Devlet, hizmet ve mallarının, fayda ve maliyetleri ile birlikte, ülke sınırları içerisinde bulunan, en küçük coğrafyaya, denetlenebilir, şeffaf, sürdürülebilir bir şekilde sunulmasına Yerindelik, denir.

Yerinden Yönetimin temel prensibi, farklı sorumlulukların yasal yetkilerle belirlenerek, Merkezi hükümet adına faaliyet yürütmesidir.

Kıbrıslı Türklerin, kimlik, egemenlik, varoluş mücadelesine; belediyecilik – muhtarlık – “mahalli örgütlenme” ile bilinçlenmeye başladığı bilinmektedir. (bknz. “Kıbrıslı Türk Siyasi Tarihi. 1878 – 1983 Başlangıçtan KKTC’ye – Dr. Nazım BERATLI”.)

Kıbrıslı Türklerin kararlara katılımcılık, irade talebi, kendi kendini yönetme arzusu, mahalli nitelikte başlayan güvenlik ve mülkiyet, yaşam hakkına saldırı sorununa yaklaşımı, mücadele şekli, örgütlenme ile dayanışma bilincini artırmıştır.

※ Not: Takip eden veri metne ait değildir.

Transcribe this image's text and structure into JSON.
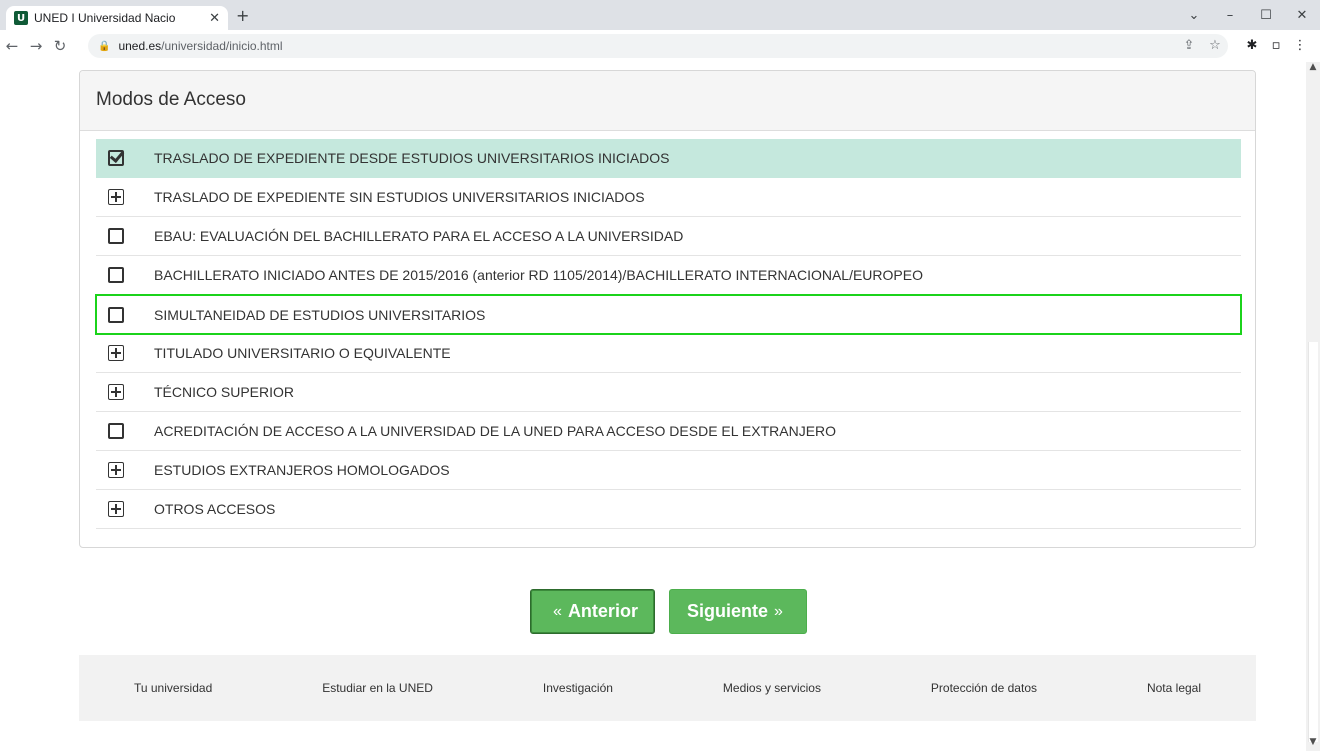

Bizlerin, “Ortak Yöneteceğiz” anlayışı, Osmanlı Kadıları – Başkadıları’na müteakip, “belediyecilik” anlayışımız, meclis üyeliklerinde yer alma ve sömürge yönetiminde hız kazanarak devam eder.

Tüm tarihsel örnekler, ortak nitelikteki ihtiyaçlarımızın, bir araya gelmeyi başardığımız, üretmeyi ve bölüşmeyi sağladığımız takdirde başarıya ulaştığımızı göstermektedir.

Kıbrıslı Türklerin tarihinde, hürriyeti için başlatmış ve vermiş olduğu mahalli örgütlenme anlayışı:

Şahsımı, Yerel Yönetimler alanında çalışmalar yapmaya ve görev talep etmeye cesaretlendirmiştir.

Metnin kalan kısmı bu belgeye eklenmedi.